Dopo la chiusura di Bally e Gucci, il presidente Roberto Mazzantini fa il punto della situazione. ‘Non è una diagnosi sul futuro della via ’

Due partenze di peso. Ma anche brand che hanno investito in via Nassa e altri interessati agli spazi lasciati liberi. Dopo la recente chiusura di Gucci, il presidente dell'Associazione via Nassa Roberto Mazzantini ha voluto fare il punto della situazione della via dello shopping luganese. “Minimizzare sarebbe sbagliato – puntualizza Mazzantini –. Perdere insegne come Bally e Gucci rappresenta un dispiacere e una perdita significativa per la via. Sarebbe però altrettanto sbagliato trasformare due vicende aziendali diverse, entrambe inserite in strategie internazionali, in una diagnosi definitiva sul futuro di via Nassa”.

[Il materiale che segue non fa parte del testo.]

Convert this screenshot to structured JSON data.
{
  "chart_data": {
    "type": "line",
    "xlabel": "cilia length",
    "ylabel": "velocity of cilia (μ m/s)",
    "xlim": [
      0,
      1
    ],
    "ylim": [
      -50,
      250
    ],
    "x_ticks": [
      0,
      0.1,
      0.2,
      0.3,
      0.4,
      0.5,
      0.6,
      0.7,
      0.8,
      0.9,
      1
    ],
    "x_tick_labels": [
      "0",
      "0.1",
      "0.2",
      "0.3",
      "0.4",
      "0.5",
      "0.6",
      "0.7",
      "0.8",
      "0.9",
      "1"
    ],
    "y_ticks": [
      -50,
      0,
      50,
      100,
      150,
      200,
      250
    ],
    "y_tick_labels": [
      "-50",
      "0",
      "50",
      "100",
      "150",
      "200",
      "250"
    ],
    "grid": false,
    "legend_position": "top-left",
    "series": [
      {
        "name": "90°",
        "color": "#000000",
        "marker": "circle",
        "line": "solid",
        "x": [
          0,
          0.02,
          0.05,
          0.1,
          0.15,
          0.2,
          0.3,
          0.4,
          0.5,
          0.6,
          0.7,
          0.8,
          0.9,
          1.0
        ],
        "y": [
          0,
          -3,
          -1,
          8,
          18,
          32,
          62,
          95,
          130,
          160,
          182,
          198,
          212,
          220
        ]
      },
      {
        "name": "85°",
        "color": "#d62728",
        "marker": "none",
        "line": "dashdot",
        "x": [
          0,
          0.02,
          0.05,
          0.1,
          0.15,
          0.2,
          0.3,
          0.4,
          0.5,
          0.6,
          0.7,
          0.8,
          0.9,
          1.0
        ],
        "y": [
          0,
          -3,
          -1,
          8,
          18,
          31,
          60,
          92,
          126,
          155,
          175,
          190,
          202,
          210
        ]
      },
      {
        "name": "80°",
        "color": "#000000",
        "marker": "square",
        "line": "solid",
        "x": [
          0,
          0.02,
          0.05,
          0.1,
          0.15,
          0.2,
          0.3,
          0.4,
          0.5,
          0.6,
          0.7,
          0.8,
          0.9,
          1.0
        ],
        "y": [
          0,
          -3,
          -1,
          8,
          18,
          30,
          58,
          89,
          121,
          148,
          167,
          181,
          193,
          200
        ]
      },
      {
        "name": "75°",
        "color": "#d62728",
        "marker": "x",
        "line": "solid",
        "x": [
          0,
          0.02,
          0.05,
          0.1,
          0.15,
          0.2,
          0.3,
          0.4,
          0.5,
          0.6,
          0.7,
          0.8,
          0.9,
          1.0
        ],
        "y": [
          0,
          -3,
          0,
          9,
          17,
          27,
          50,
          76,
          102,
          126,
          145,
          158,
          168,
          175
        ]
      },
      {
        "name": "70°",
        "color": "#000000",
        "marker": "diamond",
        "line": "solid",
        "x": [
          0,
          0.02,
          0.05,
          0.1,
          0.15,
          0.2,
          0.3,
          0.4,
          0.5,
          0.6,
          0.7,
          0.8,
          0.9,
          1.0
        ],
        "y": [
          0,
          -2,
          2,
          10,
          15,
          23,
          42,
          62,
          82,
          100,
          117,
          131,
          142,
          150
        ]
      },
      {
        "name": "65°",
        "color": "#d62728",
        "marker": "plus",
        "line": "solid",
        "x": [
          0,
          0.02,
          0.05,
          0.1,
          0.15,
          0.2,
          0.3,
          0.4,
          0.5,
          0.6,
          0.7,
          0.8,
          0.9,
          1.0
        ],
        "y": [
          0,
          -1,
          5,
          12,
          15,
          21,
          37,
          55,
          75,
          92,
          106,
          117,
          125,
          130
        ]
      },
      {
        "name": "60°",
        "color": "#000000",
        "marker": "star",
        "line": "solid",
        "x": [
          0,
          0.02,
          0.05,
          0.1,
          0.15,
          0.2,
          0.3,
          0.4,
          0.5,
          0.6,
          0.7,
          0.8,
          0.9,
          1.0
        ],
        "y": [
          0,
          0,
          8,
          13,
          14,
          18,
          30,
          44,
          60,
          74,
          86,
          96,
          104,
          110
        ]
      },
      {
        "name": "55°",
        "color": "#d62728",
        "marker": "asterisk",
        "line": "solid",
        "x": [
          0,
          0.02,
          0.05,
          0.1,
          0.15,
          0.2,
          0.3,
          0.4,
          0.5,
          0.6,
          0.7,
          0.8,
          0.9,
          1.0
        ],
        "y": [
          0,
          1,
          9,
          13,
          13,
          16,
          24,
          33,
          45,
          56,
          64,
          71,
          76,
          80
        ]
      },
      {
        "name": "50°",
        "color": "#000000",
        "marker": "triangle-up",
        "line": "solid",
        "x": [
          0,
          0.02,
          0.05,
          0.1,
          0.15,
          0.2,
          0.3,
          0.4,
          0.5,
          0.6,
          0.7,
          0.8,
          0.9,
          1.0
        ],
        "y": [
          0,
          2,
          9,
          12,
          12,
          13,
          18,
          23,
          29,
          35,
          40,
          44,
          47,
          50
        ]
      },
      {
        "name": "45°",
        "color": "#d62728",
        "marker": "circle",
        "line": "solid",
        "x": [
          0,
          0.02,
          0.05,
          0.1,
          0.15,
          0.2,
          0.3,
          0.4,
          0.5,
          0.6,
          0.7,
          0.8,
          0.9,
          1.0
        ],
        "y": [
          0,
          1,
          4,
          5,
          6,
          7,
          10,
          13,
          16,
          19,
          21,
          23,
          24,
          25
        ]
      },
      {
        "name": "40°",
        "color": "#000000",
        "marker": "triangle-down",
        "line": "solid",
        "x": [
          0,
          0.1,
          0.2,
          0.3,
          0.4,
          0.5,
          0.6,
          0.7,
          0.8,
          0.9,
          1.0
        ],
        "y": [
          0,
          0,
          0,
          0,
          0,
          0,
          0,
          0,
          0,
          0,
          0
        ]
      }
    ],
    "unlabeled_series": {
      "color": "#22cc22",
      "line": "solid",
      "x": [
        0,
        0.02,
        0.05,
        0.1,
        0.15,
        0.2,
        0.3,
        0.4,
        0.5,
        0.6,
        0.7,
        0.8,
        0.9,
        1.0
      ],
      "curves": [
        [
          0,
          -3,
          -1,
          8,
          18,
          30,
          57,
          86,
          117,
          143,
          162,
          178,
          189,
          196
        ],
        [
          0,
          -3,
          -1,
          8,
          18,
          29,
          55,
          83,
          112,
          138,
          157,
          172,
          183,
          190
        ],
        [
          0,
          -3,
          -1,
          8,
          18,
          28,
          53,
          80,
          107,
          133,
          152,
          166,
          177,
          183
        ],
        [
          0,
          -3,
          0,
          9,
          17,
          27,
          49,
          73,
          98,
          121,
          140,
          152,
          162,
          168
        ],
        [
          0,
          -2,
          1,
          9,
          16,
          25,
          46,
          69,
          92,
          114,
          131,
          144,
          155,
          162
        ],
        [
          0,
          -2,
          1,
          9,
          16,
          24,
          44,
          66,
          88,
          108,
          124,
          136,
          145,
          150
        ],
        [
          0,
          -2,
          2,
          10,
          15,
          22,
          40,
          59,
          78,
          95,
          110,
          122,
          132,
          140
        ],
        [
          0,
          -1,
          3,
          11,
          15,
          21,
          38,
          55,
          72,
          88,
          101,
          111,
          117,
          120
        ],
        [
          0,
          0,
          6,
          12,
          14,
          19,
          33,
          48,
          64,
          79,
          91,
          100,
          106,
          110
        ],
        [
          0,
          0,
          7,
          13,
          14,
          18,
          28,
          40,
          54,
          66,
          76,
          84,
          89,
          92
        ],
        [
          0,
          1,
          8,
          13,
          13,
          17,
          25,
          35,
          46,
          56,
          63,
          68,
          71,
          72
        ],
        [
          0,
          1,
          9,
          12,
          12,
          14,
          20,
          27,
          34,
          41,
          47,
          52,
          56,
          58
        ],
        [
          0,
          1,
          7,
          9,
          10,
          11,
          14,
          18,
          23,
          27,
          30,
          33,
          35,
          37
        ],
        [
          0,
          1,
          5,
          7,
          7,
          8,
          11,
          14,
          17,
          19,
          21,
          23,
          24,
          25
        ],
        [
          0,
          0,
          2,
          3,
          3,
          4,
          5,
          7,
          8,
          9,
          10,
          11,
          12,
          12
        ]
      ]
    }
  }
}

Perché la Via ha registrato investimenti rilevanti da parte di altri protagonisti internazionali. Hermès ha completamente rinnovato e ampliato la propria boutique, portandola a una superficie di circa 300 metri quadrati. Cartier ha rilevato gli spazi precedentemente occupati da BancaStato e sta raddoppiando la propria superficie di vendita. Montblanc ha inaugurato solo pochi mesi fa un nuovo spazio, mentre l’11 giugno Kartell ha riaperto la propria boutique dopo alcuni anni di assenza, riportando nella via uno dei marchi internazionali più riconosciuti nel settore del design. Senza dimenticare Läderach, che ha arricchito l’offerta della Via con le sue specialità di cioccolato. Ma non è tutto: il presidente fa sapere che proprio in questi giorni è arrivata una manifestazione concreta di interesse da parte di un altro importante brand internazionale, non appartenente al settore della moda, per gli spazi lasciati liberi da Gucci. “È ancora troppo presto per fornire dettagli e una manifestazione di interesse non equivale naturalmente a un contratto concluso – precisa Mazzantini –. Resta però un segnale molto significativo: un locale prestigioso che si libera in via Nassa attrae immediatamente l’attenzione di operatori internazionali”. L’interesse proveniente da settori diversi dal fashion conferma anche la progressiva trasformazione della via. Il futuro non dipenderà esclusivamente dalla presenza delle grandi maison della moda, ma dalla capacità di costruire un’offerta più ampia, nella quale possano convivere abbigliamento, orologeria, gioielleria, design, tecnologia, ristorazione, servizi ed esperienze di alta gamma.
Un'offerta che già oggi richiama un pubblico internazionale più diversificato rispetto al passato: è cambiata la provenienza della clientela, così come le abitudini di acquisto, i periodi di permanenza e le aspettative nei confronti del servizio. Una sfida per tutto il commercio luganese. “La capacità di essere operativi quando la clientela è effettivamente presente non è una questione teorica, ma un fattore concreto di competitività – conclude Roberto Mazzantini –. Non basta più aprire una boutique e aspettare che il cliente entri. È necessario costruire relazioni, servizi, iniziative ed esperienze capaci di trasformare i visitatori in clienti”.